Le retrait de Kidal et ses conséquences géopolitiques

Le départ des combattants russes de Kidal, apparemment négocié via une médiation de l’Algérie, soulève de nombreuses interrogations. Bien que l’Africa Corps évoque une décision concertée avec Bamako pour évacuer les blessés et le matériel lourd, certains officiels maliens déplorent une inaction face aux avertissements préalables à l’attaque.

Cette situation fragilise l’image de la Russie dans la région du Sahel, où elle se présente comme une force de libération non coloniale.

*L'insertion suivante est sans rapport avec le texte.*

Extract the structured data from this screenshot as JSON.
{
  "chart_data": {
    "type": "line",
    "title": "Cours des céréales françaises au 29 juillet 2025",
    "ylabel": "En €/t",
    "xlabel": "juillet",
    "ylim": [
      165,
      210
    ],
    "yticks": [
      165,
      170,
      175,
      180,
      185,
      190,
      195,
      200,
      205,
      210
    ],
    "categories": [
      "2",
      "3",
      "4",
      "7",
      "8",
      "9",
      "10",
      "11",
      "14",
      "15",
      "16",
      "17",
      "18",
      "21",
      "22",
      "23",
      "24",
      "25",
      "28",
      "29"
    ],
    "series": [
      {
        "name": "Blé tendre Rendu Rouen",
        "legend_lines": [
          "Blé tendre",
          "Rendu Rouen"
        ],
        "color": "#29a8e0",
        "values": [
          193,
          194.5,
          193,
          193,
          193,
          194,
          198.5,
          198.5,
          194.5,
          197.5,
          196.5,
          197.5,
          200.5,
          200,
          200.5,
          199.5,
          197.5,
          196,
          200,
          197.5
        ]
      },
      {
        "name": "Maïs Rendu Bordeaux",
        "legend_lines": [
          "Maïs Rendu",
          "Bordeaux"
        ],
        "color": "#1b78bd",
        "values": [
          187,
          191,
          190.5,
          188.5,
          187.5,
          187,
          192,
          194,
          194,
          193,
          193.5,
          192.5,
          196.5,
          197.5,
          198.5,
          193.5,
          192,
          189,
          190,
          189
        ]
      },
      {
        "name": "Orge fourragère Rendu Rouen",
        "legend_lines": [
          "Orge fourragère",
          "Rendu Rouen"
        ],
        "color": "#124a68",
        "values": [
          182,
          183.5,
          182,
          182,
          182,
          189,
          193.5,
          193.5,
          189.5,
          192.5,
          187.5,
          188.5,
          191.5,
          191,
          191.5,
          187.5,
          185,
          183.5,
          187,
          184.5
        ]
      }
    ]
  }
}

Au sein de l’Alliance des États du Sahel (AES), qui regroupe le Mali, le Burkina Faso et le Niger, la présence russe reste inégale :

  • Mali : environ 2 000 hommes engagés sur le terrain.
  • Burkina Faso : entre 100 et 300 soldats dans un rôle de supervision.
  • Niger : une centaine d’hommes présents depuis peu.

Un défi de crédibilité pour Moscou au Sahel

Pour des analystes spécialisés, le prestige de l’Africa Corps est sérieusement entaché par ces événements. L’abandon de matériel stratégique et de stations de drones à Kidal suggère une vulnérabilité face à la supériorité numérique des insurgés du JNIM et du FLA. Alors que les groupes armés menacent désormais d’encercler Bamako, la capacité de la Russie à garantir la sécurité de ses partenaires africains et à attirer de nouveaux alliés dans la région est plus que jamais remise en question.